Part Two - The Spring Has Sprung
I have excellent news! We’re back to misunderstanding documentation! And, thankfully, it was just the text and not the method. Both the springs and the lists of damaged groups are 5 times longer than we thought. No big deal!
// enum class Condition(val rep: Char) { ... }
data class ConditionRecord(
val springs: List<Condition>, val damagedGroups: List<Int>
) {
// companion object { ... }
// fun countAllPossibleConditions(): Long { ... }
fun unfold(): ConditionRecord {
val conditions =
listOf(springs + Condition.UNKNOWN).repeating().asSequence()

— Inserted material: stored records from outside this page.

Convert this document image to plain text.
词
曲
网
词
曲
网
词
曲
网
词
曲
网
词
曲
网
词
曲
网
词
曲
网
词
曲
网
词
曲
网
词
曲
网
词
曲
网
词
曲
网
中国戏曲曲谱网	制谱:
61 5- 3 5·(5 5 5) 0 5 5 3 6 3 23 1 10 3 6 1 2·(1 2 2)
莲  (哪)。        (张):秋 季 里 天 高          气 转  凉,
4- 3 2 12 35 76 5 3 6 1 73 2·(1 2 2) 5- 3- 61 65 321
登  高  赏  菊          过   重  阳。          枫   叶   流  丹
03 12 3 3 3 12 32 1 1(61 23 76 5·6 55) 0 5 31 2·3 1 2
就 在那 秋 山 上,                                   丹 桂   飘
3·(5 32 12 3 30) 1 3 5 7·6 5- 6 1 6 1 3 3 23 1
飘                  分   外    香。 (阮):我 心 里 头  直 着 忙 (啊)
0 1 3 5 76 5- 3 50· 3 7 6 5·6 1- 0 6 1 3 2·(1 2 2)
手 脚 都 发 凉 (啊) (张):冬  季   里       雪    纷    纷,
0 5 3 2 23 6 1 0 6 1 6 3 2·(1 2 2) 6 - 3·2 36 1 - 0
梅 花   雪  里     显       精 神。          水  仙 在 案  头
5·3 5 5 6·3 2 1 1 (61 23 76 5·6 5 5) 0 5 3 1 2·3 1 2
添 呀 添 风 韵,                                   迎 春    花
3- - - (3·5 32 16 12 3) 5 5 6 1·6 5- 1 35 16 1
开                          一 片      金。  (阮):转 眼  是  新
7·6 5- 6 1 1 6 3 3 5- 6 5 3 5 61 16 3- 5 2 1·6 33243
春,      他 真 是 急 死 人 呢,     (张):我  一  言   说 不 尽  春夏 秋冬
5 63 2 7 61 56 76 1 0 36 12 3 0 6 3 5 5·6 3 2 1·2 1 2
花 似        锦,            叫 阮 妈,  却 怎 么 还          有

.take(5).flatMap { it }.toMutableList().dropLast(1)
val damagedGroups =
listOf(damagedGroups).repeating().asSequence().take(5)
.flatMap { it }.toList()
return ConditionRecord(conditions, damagedGroups)
}
}
class Day12(input: List<String>) {
// private val parsed = ...
// fun solvePart1(): Long = ...
fun solvePart2(): Long =
parsed.sumOf { it.unfold().countAllPossibleConditions() }
}
Nah, I don’t have much to say about this one. Used up all my words today.
Wrap Up
Dynamic programming is hard! And, for me at least, it’s harder to explain than it is to do. Today was certainly good practice in both regards, though. I don’t think I used any new Kotlin-specific goodies, which is probably a good thing.